GE Renewable Energy’s LM Wind Power, a designer and manufacturer of rotor blades for wind turbines, has launched its second 107-meter wind turbine blade mold at its Cherbourg factory in France, to address the industry’s demand for offshore wind turbine blades.  

GE Renewable Energy said Tuesday it was planning an extension of the site, with the construction of an additional hall for finishing blades (post-molding) before they are shipped.

The facility has produced the world’s first offshore wind turbine blade longer than 100 meters, a 107-meters long blade that will be used in GE’s Haliade-X offshore wind turbine.

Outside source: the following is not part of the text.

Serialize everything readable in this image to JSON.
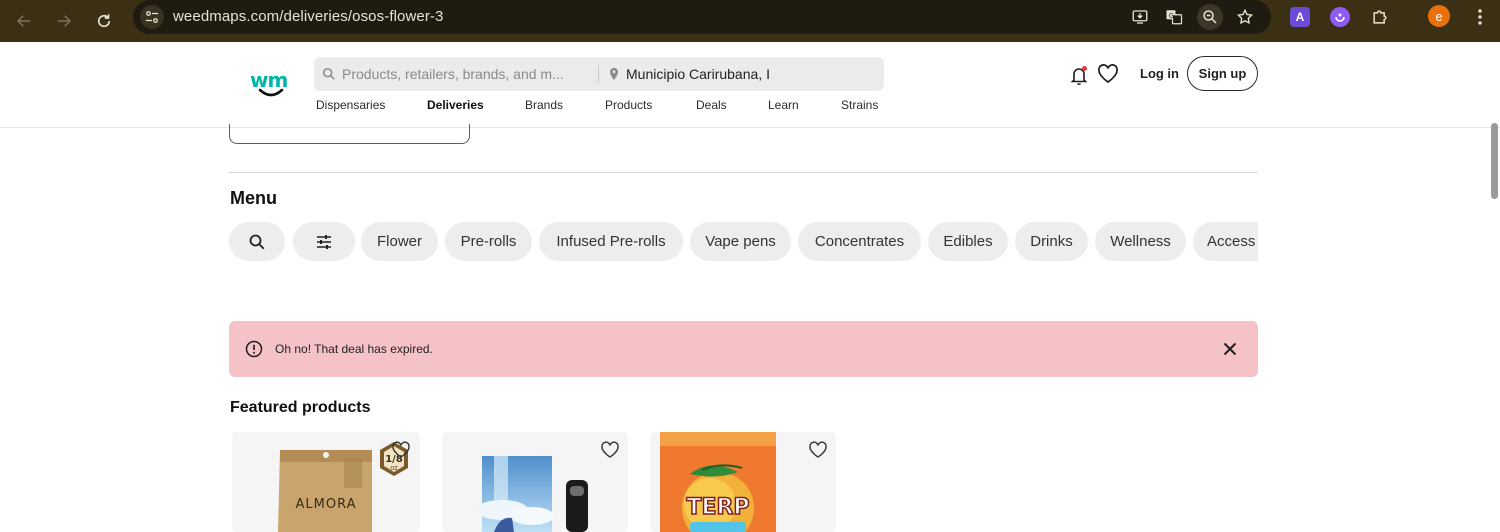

Olivier Fontan, President and CEO of LM Wind Power, said: “Our teams here in Cherbourg are thrilled to take an active role in the energy transition and to be part of the successful journey for GE’s Haliade-X offshore wind turbine. The arrival of the second 107-meters mold at the factory marks an increased activity for LM Wind Power in Cherbourg, and we are happy to welcome a large wave of new employees, allowing us to participate in social development and create more jobs in the surrounding community.”

Site Recruiting 200 employees

The site is recruiting 200 employees, targeting 800 employees in total. 

“Every new hire goes through an intensive six-week training program at the factory’s ‘Center of Excellence’ to learn wind turbine blade manufacturing processes and develop skills and technical expertise required to produce high-quality wind turbine blades. Following the training, employees receive official certificates recognized in the French industry, as a Qualification Certificate for Metallurgy Operations,” GE said.

GE further said that the Cherbourg team is mostly looking to expand its production workforce, with positions that are open to all profiles and backgrounds. The site will also be looking for production supervisors, quality controllers, and maintenance technicians. The expanded production workforce will allow LM Wind Power to meet the growing offshore wind industry demand, GE said.

The factory currently has about 600 employees, with 34 percent being women. The facility became the first wind turbine blade manufacturing site in France when it was opened three and half years ago in April 2018.